The separate intellect or intellects that Averroes talks about do not seem to me to be eternal in the strict sense of outside of time. At one point, Averroes says for example that while he assumes humans will always exist, if per contra humans became extinct, there would no longer be a material intellect. Aristotle had said that the potential intellect is nothing at all until it begins to think, and Averroes seems to say that humans provide the occasions for it to think. Having a dependency on temporal beings seems to me to be incompatible with eternity in the strict sense.

An even subtler question is how to regard the situation in which something strictly eternal is said to act as a final cause that is said to move something earthly. As noted in the last post, Aristotle regarded motion as something existing only in the thing moved. He distinguished “moved movers” from “unmoved movers”, but moved movers are moved by something other than themselves. For Aristotle, everything that is moved is moved by something else; there are no absolute by-their-bootstraps “self-movers”, although most or possibly all beings have some degree of activity of their own. So a moved mover is called that only insofar as it is moved by something else.

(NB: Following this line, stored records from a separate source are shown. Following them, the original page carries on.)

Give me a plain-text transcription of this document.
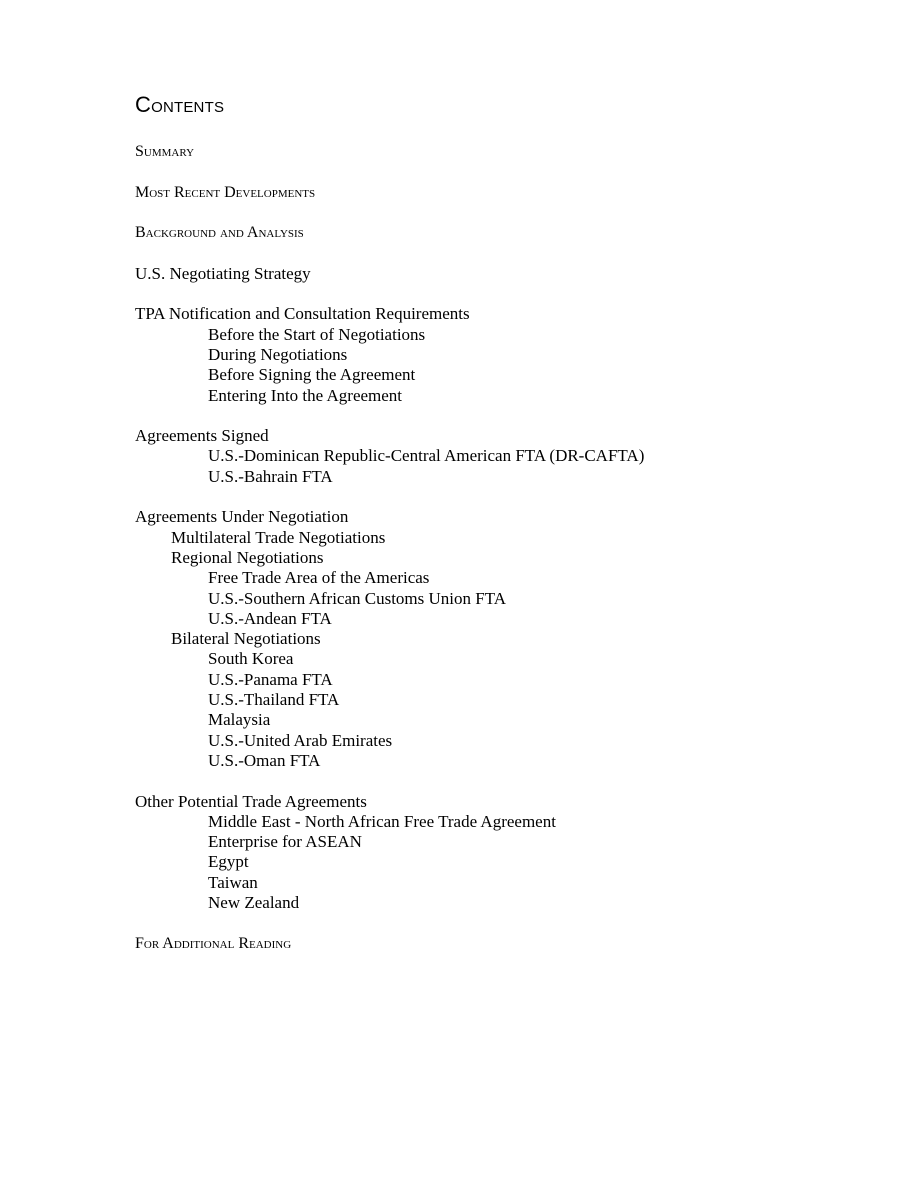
Contents
Summary
Most Recent Developments
Background and Analysis
U.S. Negotiating Strategy
TPA Notification and Consultation Requirements
Before the Start of Negotiations
During Negotiations
Before Signing the Agreement
Entering Into the Agreement
Agreements Signed
U.S.-Dominican Republic-Central American FTA (DR-CAFTA)
U.S.-Bahrain FTA
Agreements Under Negotiation
Multilateral Trade Negotiations
Regional Negotiations
Free Trade Area of the Americas
U.S.-Southern African Customs Union FTA
U.S.-Andean FTA
Bilateral Negotiations
South Korea
U.S.-Panama FTA
U.S.-Thailand FTA
Malaysia
U.S.-United Arab Emirates
U.S.-Oman FTA
Other Potential Trade Agreements
Middle East - North African Free Trade Agreement
Enterprise for ASEAN
Egypt
Taiwan
New Zealand
For Additional Reading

The preeminent movers in Aristotle are ends — not mechanical impulses, not generators of something from nothing, not “agents” of any sort at all. Ends have a kind of virtual existence or subsistence that could in principle be independent of any embodiment. They move us in the way that values move us. Aristotle suggests that even earthly matter is moved by ends in some rudimentary way — not that it has consciousness of its own, but that its being exhibits something analogous to preferences to being in one state rather than another. This is just what it is to “have a nature”. All Aristotelian natures have some involvement with ends in this way.